Sudah sekitar dua jam berlalu sejak kami berangkat ke ibu kota. Kami sudah memasuki ibu kota sejak setengah jam lalu. Saat ini kami dalam perjalanan menuju gedung di mana pesta ini akan berlangsung.

Berbeda dengan kota di mana aku tinggal, di sini lebih banyak gedung pencakar langit dan lebih ramai kendaraan juga. Gedung tinggi yang ada di kotaku hanya ada di pusat kota saja. Namun, tidak setinggi ini. Mungkin maksimal 20 tingkat, seperti gedung perusahaan atau gedung hotel. Di sini, gedung tinggi seolah mengelilingi jalan tol yang kami lewati.

Jalan layang yang berliku membuatku bisa melihat seluruh ibu kota dari ketinggian. Langit abu-abu keputihan tidak sama seperti langit biru di kotaku. Sangat sulit untuk melihat langit biru cerah di sini mengingat banyaknya polusi udara dari kendaraan dan juga industri.

Perjalanan dua jam ini sudah memakan tenaga meskipun hanya duduk sembari melihat apa saja di luar mobil ini. Semangat sudah berubah menjadi kebosanan. Suasana di mobil ini cukup canggung untukku karena hanya pekerjaan yang bukan urusanku yang dibicarakan. Jadwal-jadwal penting Tuan direktur dibicarakan dalam mobil ini. Aku yang hanya belajar untuk menjadi seorang pemimpin hanya bisa mendengar sederet pekerjaan Tuan direktur yang begitu berat. Pantas wajah lelah selalu terlihat padanya.

Sederet jadwal penerbangan ke luar kota, rapat pertemuan, rapat bulanan, beberapa riset, Tuan direktur tidak pernah berhenti bekerja.
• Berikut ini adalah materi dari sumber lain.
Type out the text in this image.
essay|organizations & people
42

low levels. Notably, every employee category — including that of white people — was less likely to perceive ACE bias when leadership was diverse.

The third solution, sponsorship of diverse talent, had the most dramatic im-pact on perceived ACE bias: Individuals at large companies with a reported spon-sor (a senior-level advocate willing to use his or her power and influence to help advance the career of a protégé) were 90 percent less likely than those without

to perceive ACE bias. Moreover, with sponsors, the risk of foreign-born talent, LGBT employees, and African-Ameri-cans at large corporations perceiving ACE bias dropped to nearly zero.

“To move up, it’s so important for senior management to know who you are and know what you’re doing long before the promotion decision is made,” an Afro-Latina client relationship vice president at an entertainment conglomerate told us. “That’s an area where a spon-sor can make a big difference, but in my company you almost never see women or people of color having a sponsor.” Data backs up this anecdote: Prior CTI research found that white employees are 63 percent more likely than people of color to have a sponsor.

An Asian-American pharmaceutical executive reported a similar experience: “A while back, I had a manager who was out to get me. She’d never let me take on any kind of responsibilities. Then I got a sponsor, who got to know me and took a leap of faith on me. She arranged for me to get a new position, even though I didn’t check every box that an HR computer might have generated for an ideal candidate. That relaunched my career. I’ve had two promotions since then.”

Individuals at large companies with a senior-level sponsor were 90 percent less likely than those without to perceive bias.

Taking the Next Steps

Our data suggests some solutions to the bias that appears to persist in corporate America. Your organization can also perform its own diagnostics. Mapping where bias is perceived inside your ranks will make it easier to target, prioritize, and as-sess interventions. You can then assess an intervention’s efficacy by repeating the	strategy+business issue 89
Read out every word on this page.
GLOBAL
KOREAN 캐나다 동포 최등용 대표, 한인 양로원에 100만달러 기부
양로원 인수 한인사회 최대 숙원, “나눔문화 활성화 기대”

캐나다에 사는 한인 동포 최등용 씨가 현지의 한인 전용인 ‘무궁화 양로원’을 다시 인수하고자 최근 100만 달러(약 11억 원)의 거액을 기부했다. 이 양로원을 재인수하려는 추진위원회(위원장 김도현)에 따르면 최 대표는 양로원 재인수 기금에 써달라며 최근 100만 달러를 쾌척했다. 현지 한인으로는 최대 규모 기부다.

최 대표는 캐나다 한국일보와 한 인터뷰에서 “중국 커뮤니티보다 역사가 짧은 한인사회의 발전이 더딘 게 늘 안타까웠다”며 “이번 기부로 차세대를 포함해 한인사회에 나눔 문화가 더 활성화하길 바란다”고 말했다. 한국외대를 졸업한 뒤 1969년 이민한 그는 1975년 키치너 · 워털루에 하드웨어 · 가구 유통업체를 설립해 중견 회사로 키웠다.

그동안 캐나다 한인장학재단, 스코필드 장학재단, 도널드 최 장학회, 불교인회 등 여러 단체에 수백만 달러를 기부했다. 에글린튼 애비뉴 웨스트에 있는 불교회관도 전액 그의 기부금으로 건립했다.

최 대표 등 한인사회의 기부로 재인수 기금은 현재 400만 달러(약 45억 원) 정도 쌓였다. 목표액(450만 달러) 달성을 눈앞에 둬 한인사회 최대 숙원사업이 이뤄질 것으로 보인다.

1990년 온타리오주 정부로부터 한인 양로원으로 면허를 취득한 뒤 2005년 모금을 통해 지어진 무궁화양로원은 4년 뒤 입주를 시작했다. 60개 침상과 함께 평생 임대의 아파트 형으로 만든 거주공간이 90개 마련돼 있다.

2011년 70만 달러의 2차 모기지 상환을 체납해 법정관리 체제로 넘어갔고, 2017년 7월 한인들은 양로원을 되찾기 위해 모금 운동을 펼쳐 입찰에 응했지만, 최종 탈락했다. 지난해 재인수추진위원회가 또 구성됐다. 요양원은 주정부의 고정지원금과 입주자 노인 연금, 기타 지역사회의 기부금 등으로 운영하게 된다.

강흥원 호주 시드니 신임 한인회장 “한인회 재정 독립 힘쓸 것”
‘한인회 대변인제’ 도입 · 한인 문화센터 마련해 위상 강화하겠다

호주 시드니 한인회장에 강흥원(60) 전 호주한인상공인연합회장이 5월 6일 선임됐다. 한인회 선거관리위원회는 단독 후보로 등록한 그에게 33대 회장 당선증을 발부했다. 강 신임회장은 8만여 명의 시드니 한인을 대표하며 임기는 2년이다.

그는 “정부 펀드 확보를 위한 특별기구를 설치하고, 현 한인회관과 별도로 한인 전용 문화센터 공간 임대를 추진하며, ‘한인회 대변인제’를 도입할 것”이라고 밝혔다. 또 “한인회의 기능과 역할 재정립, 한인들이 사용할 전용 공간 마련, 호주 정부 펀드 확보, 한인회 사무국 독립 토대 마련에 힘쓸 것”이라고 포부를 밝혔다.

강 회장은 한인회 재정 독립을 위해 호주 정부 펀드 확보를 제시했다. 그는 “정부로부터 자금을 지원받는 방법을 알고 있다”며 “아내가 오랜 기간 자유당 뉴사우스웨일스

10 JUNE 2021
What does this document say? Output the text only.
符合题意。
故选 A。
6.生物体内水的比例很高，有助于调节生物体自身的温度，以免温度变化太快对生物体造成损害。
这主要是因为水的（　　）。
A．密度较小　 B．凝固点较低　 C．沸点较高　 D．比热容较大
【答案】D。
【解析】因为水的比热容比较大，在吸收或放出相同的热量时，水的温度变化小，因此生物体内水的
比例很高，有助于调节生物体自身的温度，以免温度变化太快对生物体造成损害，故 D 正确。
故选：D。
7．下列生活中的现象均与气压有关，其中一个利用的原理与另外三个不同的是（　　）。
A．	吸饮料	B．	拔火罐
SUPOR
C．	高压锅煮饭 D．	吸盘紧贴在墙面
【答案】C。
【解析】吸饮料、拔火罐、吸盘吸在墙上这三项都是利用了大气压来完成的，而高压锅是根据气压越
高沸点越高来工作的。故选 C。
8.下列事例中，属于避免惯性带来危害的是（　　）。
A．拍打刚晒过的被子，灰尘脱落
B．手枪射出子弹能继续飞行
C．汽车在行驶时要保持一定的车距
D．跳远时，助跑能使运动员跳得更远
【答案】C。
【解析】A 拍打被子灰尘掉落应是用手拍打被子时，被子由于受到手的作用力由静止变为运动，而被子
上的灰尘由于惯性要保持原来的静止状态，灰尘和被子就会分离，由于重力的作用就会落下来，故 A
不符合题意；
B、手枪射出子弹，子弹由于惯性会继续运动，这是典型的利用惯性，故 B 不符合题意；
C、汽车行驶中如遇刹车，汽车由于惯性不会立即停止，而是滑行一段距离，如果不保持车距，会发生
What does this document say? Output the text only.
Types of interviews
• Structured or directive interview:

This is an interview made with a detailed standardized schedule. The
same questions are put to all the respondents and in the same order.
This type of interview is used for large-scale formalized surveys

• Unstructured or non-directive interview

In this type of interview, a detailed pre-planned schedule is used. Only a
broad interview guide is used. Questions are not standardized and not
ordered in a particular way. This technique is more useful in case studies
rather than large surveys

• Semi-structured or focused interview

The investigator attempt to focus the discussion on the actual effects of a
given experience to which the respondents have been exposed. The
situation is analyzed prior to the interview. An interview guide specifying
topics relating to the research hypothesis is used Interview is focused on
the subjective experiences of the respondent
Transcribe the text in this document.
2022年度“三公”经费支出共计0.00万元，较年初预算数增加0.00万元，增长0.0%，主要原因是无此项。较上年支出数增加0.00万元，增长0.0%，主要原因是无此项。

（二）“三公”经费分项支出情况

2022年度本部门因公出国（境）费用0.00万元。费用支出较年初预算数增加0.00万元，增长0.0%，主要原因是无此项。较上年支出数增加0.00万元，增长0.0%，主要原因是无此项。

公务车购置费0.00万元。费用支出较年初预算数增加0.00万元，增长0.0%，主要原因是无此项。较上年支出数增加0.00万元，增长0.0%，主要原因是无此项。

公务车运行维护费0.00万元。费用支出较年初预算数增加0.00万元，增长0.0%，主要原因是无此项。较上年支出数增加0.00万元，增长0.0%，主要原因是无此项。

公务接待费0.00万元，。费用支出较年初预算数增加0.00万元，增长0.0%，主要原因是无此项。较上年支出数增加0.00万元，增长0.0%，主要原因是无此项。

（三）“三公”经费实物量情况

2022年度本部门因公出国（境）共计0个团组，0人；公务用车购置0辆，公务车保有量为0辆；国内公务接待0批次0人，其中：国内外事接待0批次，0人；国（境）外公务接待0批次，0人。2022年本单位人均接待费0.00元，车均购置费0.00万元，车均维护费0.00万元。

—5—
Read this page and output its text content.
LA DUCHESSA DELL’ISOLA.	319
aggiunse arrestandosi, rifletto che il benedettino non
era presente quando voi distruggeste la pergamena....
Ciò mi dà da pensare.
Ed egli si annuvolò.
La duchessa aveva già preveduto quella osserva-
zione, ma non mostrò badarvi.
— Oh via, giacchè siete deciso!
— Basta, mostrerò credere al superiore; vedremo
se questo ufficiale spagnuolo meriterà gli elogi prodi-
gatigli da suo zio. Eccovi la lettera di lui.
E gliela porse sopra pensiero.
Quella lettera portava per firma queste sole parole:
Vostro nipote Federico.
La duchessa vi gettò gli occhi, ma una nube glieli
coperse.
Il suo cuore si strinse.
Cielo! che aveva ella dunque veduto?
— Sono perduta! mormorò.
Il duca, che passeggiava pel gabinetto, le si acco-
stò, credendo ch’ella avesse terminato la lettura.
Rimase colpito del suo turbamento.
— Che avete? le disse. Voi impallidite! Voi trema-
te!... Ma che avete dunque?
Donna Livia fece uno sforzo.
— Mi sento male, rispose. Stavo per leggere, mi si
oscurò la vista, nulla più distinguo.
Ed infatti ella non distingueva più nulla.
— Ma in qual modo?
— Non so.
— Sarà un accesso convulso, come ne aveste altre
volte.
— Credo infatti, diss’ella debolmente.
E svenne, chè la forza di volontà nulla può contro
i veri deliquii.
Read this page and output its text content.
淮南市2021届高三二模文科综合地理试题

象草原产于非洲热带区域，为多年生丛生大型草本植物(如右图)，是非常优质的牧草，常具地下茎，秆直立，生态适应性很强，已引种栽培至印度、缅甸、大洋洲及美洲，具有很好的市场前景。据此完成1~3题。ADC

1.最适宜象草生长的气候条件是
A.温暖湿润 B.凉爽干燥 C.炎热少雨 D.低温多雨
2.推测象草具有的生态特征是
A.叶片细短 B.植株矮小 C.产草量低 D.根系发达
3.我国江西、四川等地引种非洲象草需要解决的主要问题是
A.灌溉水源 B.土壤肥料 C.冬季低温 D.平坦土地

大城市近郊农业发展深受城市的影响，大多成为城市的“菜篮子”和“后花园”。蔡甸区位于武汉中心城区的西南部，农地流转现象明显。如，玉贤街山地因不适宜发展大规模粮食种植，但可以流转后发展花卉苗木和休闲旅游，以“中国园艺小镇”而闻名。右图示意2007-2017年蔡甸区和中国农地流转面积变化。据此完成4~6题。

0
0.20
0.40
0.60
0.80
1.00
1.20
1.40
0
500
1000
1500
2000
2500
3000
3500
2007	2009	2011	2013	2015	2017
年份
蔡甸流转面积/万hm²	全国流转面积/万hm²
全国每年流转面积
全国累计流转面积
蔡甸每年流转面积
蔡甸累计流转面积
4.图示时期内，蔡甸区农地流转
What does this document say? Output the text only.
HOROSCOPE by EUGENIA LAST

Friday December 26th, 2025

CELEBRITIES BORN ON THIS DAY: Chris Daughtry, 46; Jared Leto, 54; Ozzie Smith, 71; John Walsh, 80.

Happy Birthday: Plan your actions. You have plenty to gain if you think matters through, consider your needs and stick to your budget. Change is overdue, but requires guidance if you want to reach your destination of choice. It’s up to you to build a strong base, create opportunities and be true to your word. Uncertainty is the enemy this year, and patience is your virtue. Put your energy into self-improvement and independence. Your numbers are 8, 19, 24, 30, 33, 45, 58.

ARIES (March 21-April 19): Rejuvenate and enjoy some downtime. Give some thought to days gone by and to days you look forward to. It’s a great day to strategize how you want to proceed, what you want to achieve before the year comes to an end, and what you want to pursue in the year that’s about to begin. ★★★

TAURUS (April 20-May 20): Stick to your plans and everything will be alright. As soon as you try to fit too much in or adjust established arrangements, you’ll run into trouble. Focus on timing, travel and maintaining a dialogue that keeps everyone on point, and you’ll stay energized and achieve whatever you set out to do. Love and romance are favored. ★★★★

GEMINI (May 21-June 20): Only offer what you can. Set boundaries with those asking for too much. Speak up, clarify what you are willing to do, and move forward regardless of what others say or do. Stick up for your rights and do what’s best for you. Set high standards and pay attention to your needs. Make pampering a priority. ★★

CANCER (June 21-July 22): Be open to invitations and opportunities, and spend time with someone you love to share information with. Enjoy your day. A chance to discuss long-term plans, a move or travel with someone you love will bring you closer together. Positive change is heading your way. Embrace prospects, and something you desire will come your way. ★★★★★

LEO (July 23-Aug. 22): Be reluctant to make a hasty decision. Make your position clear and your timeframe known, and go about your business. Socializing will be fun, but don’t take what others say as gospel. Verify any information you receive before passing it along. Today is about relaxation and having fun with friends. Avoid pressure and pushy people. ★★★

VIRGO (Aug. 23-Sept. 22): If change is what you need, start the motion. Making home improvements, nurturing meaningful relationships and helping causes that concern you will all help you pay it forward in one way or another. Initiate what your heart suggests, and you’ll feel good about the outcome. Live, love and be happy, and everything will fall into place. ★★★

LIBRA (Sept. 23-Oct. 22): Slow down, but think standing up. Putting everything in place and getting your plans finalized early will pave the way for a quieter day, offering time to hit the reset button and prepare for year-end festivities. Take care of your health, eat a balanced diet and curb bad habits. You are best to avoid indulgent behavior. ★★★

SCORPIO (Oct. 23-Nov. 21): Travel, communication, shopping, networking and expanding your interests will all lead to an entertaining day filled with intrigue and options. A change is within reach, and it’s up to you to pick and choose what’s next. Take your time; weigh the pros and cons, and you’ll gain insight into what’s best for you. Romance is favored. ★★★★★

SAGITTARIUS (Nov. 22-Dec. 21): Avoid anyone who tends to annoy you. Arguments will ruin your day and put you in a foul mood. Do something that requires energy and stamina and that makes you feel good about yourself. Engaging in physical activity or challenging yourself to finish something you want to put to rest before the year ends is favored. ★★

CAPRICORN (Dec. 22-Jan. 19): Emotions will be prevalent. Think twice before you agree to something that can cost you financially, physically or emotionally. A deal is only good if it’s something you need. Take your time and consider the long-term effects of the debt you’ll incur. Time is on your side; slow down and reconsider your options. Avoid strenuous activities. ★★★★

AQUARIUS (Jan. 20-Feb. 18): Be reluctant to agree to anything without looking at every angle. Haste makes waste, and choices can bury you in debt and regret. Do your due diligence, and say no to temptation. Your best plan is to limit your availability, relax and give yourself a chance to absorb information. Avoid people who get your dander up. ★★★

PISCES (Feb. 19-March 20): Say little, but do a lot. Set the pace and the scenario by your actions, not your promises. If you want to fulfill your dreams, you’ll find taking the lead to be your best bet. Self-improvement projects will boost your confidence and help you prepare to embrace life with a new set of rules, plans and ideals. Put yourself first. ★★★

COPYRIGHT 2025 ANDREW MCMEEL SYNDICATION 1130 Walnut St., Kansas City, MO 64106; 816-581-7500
Aku yang mendengar semua ini semakin terbayang dengan beratnya tugas yang akan dilimpahkan padaku di masa depan.

"Tuan? Gedung hotelnya ada setelah keluar dari jalan tol. Anda lihat gedung tinggi abu-abu itu, kan, tuan?"

"Aku melihatnya. Aku akan ke kiri sekarang."

Sudah dekat, ya? Akhirnya kita sampai juga.

"Kalian bersiaplah. Kita akan sampai dengan cepat." Perintah tuan direktur.

"Baik, tuan." ucapku.

Aku melihat gedung yang maksud itu. Sungguh megah dengan warna dinding abu-abu yang nampak cukup mengkilap. Gedung ini terlihat sangat tinggi yang entah berapa tingkat itu. Menurutku kurang lebih 50 lantai.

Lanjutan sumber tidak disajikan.